The following article by Harriet Sinclair with Newsweek was posted on the National Memo website October 2, 2017:

As Donald Trump is facing criticism for his response to the disaster in Puerto Rico caused by Hurricane Maria, it has emerged he slammed former president Barack Obama’s administration for its response to Hurricane Sandy.

According to Trump, there was no excuse for the fact that people were left without power and water and the businessman suggested Obama’s administration had dealt with Sandy “worse than Katrina.”

In a Twitter post on November 6, 2012, Trump wrote: “The federal gov. has handled Sandy worse than Katrina. There is no excuse why people don’t have electricity or fuel yet.”

Millions of people were left without power along the East Coast after Hurricane Sandy hit, with the power outages even affecting 145,000 people in Canada, The Huffington Post reported at the time.

One day after the storm hit, 7.9 million people were left without power, which was reduced by more than a million to 6.3 million people affected by power outages one day later. And a week later, on November 7, just 600,000 people were without power after efforts to tackle the damage caused by the storm.

Prior to Hurricane Sandy making landfall in the U.S., then-president Barack Obama declared a state of emergency in Connecticut, Washington, Delaware, Maryland, Massachusetts, New York and Rhode Island, CNN reported. Two days after the storm hit, Obama toured the areas affected.

In comparison, then-president George W. Bush faced criticism for his response to Hurricane Katrina after failing to visit the affected areas in the immediate aftermath of the disaster; instead flying over the devastation in his plane, while the Federal Emergency Management Agency, was also slammed for not acting quickly or effectively enough in the wake of the storm.

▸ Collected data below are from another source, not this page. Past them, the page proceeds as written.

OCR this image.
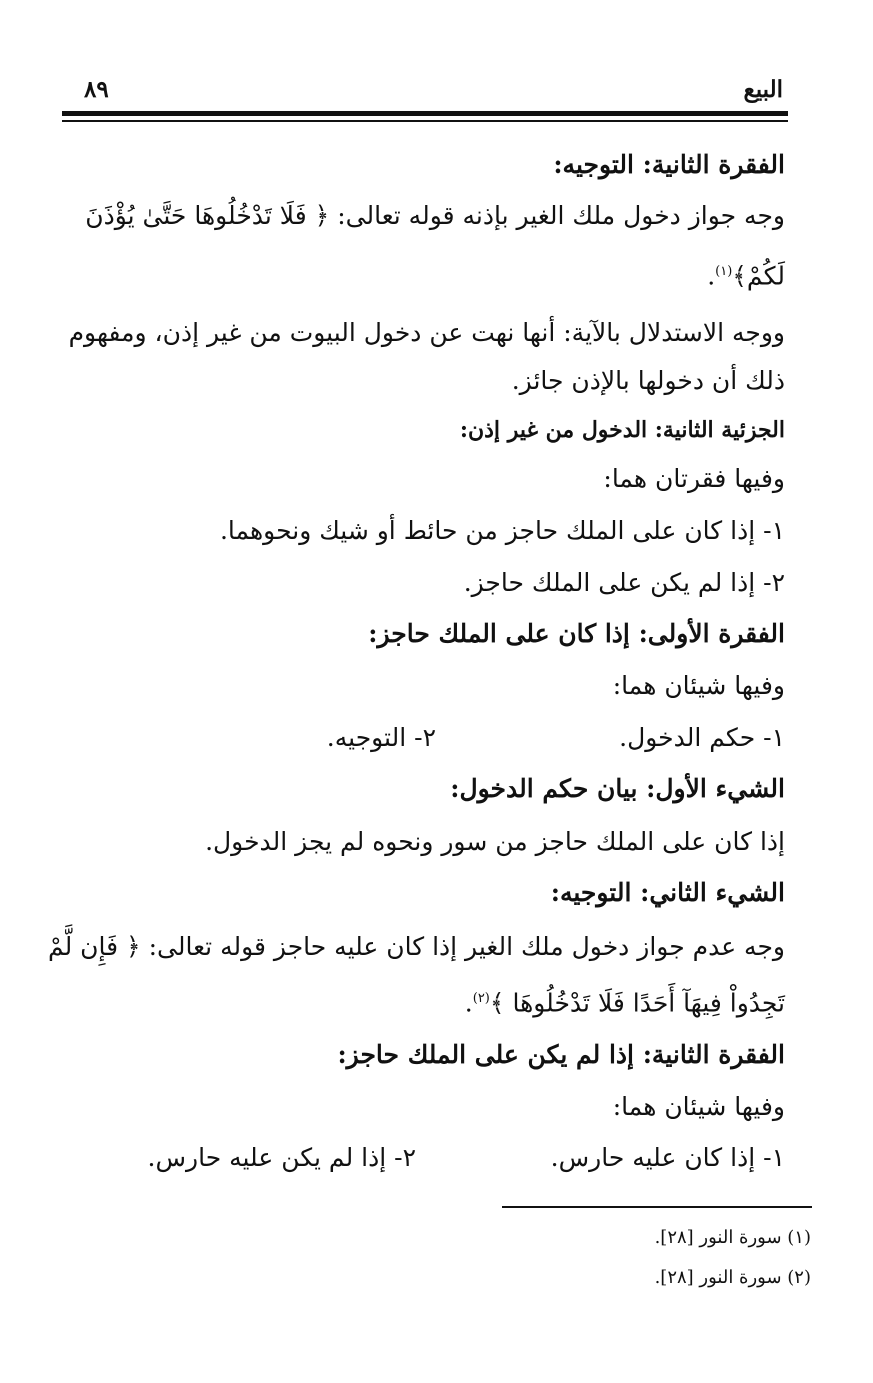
البيع
٨٩
الفقرة الثانية: التوجيه:
وجه جواز دخول ملك الغير بإذنه قوله تعالى: ﴿ فَلَا تَدْخُلُوهَا حَتَّىٰ يُؤْذَنَ
لَكُمْ﴾$^{(١)}$.
ووجه الاستدلال بالآية: أنها نهت عن دخول البيوت من غير إذن، ومفهوم
ذلك أن دخولها بالإذن جائز.
الجزئية الثانية: الدخول من غير إذن:
وفيها فقرتان هما:
١- إذا كان على الملك حاجز من حائط أو شيك ونحوهما.
٢- إذا لم يكن على الملك حاجز.
الفقرة الأولى: إذا كان على الملك حاجز:
وفيها شيئان هما:
١- حكم الدخول.
٢- التوجيه.
الشيء الأول: بيان حكم الدخول:
إذا كان على الملك حاجز من سور ونحوه لم يجز الدخول.
الشيء الثاني: التوجيه:
وجه عدم جواز دخول ملك الغير إذا كان عليه حاجز قوله تعالى: ﴿ فَإِن لَّمْ
تَجِدُواْ فِيهَآ أَحَدًا فَلَا تَدْخُلُوهَا ﴾$^{(٢)}$.
الفقرة الثانية: إذا لم يكن على الملك حاجز:
وفيها شيئان هما:
١- إذا كان عليه حارس.
٢- إذا لم يكن عليه حارس.
(١) سورة النور [٢٨].
(٢) سورة النور [٢٨].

Bush himself even acknowledged in his book Decision Pointsthat his response to the storm had been a low point for him.

“That photo of me hovering over the damage suggested I was detached from the suffering on the ground. That was not how I felt. But once that impression was formed, I couldn’t change it,” he wrote, in comments that were carried by U.S. News.

Just as Bush’s response to the hurricane saw his popularity dip, Trump has suffered similar criticism over his response to Hurricane Maria; although alongside his perceived lack of action comes censure over the comments he has made about Puerto Rico’s debt and San Juan’s mayor.

His previous comments about Obama’s response to Sandy have also come back to haunt him, with millions of residents in Puerto Rico remaining without power almost a week after Maria hit.

The situation remains so dire that San Juan mayor Carmen Yulín Cruz on Friday issued a desperate plea for help.

“People are dying in this country,” she said. “I am begging, begging anyone that can hear us, to save us from dying.”